2. Sou Angelina Monica Monteiro dos Santos, petiana entre 2013-2015, hoje mestranda do Programa de Pós-Graduação Mestrado Profissional em Educação e Tecnologias do Instituto Federal Sul-Rio-Grandense (IFSUL- Campus Pelotas). Defendo, no próximo mês de março (08/03/2017), meu projeto de dissertação intitulado Literatura Infantil Menor: afecções de um corpo em (des)leitura na escola, orientado pela Drª. Roselaine Albernaz e coorientado pelo Dr. Alberto d’Avila Coelho. O tema e a investigação nasceram de minha paixão pela leitura literária na escola que foi surgindo com as práticas junto ao PET Educação. O PET desenvolve trabalhos integrando Pesquisa, Ensino e Extensão que repercutem na formação humana e profissional do petiano, bem como na comunidade acadêmica ao qual está inserido e, estando eu no PET Educação, observava isso, mas não com a importância e profundidade que posso atribuir hoje. Penso ser o ideal, talvez utópico, que todos os alunos do curso de graduação pudessem ser petianos. Isso no sentido de que o PET nos possibilita um aprendizado prático orientado, junto à comunidade, nos favorecendo um melhor desenvolvimento do trabalho profissional tanto no dia a dia da sala de aula, no caso do PET Educação, quanto na continuação dos processos de aprendizagem na Academia. Vou dizer em outras palavras: o trabalho discente desenvolvido junto a tutores faz a diferença na formação profissional da pessoa e deveria ser pensado para toda a comunidade acadêmica. Por estas razões afirmo que não posso dizer o que o PET foi para mim. Porque ele não foi, ele é presente em minha vida, muito mesmo.

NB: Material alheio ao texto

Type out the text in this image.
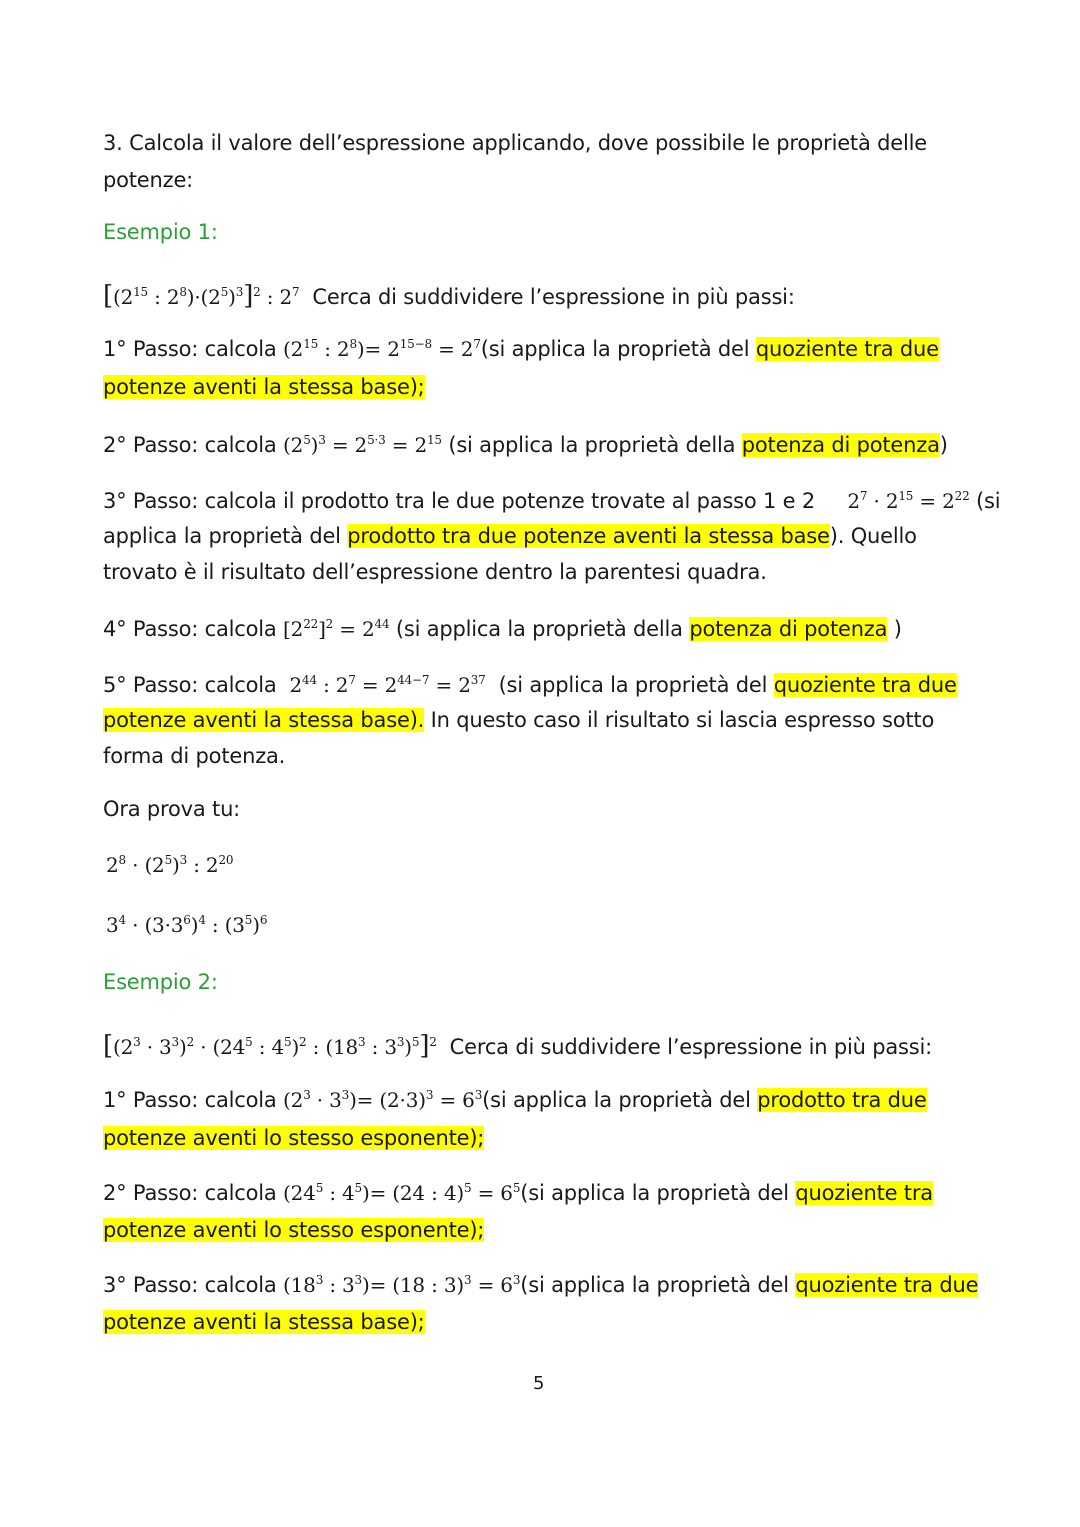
3. Calcola il valore dell’espressione applicando, dove possibile le proprietà delle
potenze:
Esempio 1:
[($2^{15}$ : $2^8)\cdot(2^5)^3]^2$ : $2^7$ Cerca di suddividere l’espressione in più passi:
1° Passo: calcola ($2^{15}$ : $2^8)= 2^{15-8} = 2^7(si$ applica la proprietà del quoziente tra due
potenze aventi la stessa base);
2° Passo: calcola $(2^5)^3 = 2^{5\cdot 3} = 2^{15}$ (si applica la proprietà della potenza di potenza)
3° Passo: calcola il prodotto tra le due potenze trovate al passo 1 e 2 $2^7 \cdot 2^{15} = 2^{22}$ (si
applica la proprietà del prodotto tra due potenze aventi la stessa base). Quello
trovato è il risultato dell’espressione dentro la parentesi quadra.
4° Passo: calcola $[2^{22}]^2 = 2^{44}$ (si applica la proprietà della potenza di potenza )
5° Passo: calcola $2^{44}$ : $2^7 = 2^{44-7} = 2^{37}$ (si applica la proprietà del quoziente tra due
potenze aventi la stessa base). In questo caso il risultato si lascia espresso sotto
forma di potenza.
Ora prova tu:
$2^8 \cdot (2^5)^3$ : $2^{20}$
$3^4 \cdot (3\cdot 3^6)^4$ : $(3^5)^6$
Esempio 2:
[$(2^3 \cdot 3^3)^2 \cdot (24^5$ : $4^5)^2$ : ($18^3$ : $3^3)^5]^2$ Cerca di suddividere l’espressione in più passi:
1° Passo: calcola $(2^3 \cdot 3^3)= (2\cdot 3)^3 = 6^3(si$ applica la proprietà del prodotto tra due
potenze aventi lo stesso esponente);
2° Passo: calcola ($24^5$ : $4^5)= (24$ : $4)^5 = 6^5(si$ applica la proprietà del quoziente tra
potenze aventi lo stesso esponente);
3° Passo: calcola ($18^3$ : $3^3)= (18$ : $3)^3 = 6^3(si$ applica la proprietà del quoziente tra due
potenze aventi la stessa base);
5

3. Sou Mônica Roxo Correa, e para mim, ter sido petiana entre 2009 e 2012 foi algo maravilhoso. Ingressar no PET Educação me abriu portas e horizontes dentro da UFPel e, através dele, percebi a grandiosidade da Universidade em todas as suas instâncias.Também foi possível firmar parcerias e contatos com pessoas de diversas áreas, outras universidades e cursos, ampliando o conhecimento adquirido dentro do curso de Pedagogia. O PET foi fundamental na minha formação profissional, mas principalmente, na formação pessoal, onde pude evoluir e aprender sobre relações interpessoais. Ser petiana marcou minha jornada dentro da UFPel. Atualmente, sou professora de Educação Infantil na rede pública municipal em Pelotas, e coloco em prática os ensinamentos que obtive dentro do grupo através de troca de experiências com colegas.